As I struggled to convey a fact, I realized my audience of one wanted to understand, was trying to understand, but, in a harsh statement of truth, did not understand.  It felt hard, almost brutal.  I thought I was clear, direct, and to the point.  In hind-sight, I was all those things.  I was confident that my words were easy to understand and my logic was simple and easy to follow.  On careful examination, both points were true.  I paused, knowing it was pointless to continue.

In my reflection, I found myself looking for missing pieces.  Exhausting things within, I found myself where I should have been all along, looking through the eyes of another!  As I did the obvious emerged.  There was no context.  I have offered nothing that he could relate to as a starting point.  In short, I expected him to come to me instead of me to him.

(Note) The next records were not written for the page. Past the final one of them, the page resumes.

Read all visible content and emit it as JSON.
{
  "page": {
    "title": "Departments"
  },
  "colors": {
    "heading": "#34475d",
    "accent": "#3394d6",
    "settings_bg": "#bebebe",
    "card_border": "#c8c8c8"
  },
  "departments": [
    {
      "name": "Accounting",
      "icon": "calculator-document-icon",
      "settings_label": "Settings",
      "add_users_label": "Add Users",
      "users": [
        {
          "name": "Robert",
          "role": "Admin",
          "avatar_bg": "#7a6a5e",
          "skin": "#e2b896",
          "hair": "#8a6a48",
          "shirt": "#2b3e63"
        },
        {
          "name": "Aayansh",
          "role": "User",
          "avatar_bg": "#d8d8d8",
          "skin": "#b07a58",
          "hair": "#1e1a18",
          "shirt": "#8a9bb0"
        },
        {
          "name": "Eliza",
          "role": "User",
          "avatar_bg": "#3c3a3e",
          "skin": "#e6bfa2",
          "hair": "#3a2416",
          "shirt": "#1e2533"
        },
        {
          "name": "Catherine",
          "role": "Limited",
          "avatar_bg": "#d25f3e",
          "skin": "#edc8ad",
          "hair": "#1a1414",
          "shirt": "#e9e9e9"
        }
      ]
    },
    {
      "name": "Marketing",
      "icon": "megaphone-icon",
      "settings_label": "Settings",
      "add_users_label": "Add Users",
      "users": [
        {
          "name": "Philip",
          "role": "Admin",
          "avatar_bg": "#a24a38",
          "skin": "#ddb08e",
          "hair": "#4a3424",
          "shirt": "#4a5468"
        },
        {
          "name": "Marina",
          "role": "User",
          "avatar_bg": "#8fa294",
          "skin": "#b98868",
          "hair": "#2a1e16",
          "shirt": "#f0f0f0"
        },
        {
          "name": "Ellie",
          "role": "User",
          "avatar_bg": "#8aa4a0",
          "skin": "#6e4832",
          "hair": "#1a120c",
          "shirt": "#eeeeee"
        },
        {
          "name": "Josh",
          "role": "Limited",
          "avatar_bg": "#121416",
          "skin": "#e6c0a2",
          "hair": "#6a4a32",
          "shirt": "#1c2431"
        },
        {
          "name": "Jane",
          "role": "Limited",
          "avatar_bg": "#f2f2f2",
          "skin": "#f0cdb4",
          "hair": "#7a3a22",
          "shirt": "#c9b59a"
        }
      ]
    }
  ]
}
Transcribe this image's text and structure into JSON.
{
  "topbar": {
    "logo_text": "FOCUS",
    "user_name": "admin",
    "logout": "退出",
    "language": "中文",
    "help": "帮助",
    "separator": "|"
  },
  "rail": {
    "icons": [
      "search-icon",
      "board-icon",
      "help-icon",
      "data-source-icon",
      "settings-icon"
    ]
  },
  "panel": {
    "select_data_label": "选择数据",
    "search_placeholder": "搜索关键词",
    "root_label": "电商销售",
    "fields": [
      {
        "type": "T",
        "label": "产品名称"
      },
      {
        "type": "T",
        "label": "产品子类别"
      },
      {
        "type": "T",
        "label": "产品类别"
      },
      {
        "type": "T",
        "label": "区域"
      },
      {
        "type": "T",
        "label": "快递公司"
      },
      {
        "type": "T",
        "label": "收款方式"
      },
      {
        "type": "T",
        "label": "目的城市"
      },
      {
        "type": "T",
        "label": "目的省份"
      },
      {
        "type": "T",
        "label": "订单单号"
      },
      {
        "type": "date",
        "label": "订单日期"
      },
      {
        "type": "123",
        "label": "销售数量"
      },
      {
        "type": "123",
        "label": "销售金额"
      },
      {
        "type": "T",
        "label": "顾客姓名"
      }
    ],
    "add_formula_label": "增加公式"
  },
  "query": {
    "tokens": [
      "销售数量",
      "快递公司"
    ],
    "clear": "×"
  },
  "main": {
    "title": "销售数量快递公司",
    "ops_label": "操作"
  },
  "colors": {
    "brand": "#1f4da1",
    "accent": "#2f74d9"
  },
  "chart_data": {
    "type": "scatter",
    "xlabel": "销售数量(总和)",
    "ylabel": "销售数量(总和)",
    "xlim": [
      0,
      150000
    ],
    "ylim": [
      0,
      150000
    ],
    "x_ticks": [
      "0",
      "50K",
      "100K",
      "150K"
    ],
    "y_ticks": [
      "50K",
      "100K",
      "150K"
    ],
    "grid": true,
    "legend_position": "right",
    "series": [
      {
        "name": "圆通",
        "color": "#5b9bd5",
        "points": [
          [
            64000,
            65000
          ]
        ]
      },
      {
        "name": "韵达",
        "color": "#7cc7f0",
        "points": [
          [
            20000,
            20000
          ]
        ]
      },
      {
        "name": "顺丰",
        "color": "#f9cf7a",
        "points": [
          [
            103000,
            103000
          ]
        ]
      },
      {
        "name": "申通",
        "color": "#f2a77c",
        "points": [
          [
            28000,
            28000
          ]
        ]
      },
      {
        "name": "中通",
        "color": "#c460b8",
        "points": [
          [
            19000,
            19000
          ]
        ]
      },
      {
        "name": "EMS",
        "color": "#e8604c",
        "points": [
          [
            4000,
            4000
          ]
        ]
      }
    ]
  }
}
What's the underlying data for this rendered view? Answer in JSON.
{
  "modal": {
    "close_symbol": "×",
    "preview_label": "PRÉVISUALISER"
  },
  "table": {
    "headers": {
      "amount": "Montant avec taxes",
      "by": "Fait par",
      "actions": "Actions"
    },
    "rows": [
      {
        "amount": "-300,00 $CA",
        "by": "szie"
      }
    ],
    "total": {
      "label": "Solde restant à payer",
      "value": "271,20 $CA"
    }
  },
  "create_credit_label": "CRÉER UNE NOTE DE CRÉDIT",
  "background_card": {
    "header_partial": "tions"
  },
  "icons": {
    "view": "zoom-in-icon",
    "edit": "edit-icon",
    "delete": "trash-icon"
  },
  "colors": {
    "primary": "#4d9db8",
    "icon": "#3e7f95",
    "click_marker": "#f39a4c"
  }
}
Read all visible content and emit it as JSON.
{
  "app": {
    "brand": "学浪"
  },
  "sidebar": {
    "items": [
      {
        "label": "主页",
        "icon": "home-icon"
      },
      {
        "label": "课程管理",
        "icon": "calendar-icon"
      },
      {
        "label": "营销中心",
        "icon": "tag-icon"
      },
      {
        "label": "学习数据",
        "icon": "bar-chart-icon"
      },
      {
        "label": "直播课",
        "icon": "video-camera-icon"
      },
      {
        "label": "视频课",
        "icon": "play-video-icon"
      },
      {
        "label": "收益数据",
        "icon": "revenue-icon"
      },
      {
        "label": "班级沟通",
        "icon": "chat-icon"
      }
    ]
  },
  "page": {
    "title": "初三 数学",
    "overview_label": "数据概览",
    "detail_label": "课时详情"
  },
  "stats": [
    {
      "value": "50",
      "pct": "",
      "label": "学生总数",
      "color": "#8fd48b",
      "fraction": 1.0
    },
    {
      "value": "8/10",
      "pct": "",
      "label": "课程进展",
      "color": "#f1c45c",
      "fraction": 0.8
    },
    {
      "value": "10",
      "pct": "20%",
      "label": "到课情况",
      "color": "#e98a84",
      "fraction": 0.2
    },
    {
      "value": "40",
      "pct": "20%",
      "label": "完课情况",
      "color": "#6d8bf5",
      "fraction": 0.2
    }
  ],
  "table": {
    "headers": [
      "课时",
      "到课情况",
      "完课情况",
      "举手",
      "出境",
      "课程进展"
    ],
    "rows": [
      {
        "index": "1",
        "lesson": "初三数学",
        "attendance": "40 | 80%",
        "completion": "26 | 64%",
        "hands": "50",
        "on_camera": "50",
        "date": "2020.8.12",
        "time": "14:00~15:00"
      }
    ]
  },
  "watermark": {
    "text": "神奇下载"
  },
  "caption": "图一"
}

“Can I start back at the beginning?”

As the conversation unfolded, his eyes lit up, questions emerged, and a dialogue emerged from the shadows!  The heart of the conversation had the same building blocks as the first attempt.  The logical structure was virtually the same.  There were two differences; starting point and context.

The introduction with a starting point that he could relate to became a door with a personal invitation.  The change created an opportunity for an early decision and checkpoint.  A yes / no question and answer with the answer being revealed through one’s body language.

The story continued with a context that had a cornerstone he had already accepted.  The structure that I constructed had meaning and references to shapes, colors, and textures in his life experiences.  In the conversation, nothing was totally new.  It was an expansion on what was already within.  The outcome was positively greater.  The more familiar yet somehow bigger and better.

As we talked, I thought of a writer’s observation; “When I told my story, you [Divinity] responded; train me well in your deep wisdom.” (Psalm 119.26)

The longer the conversation continued, the more I learned.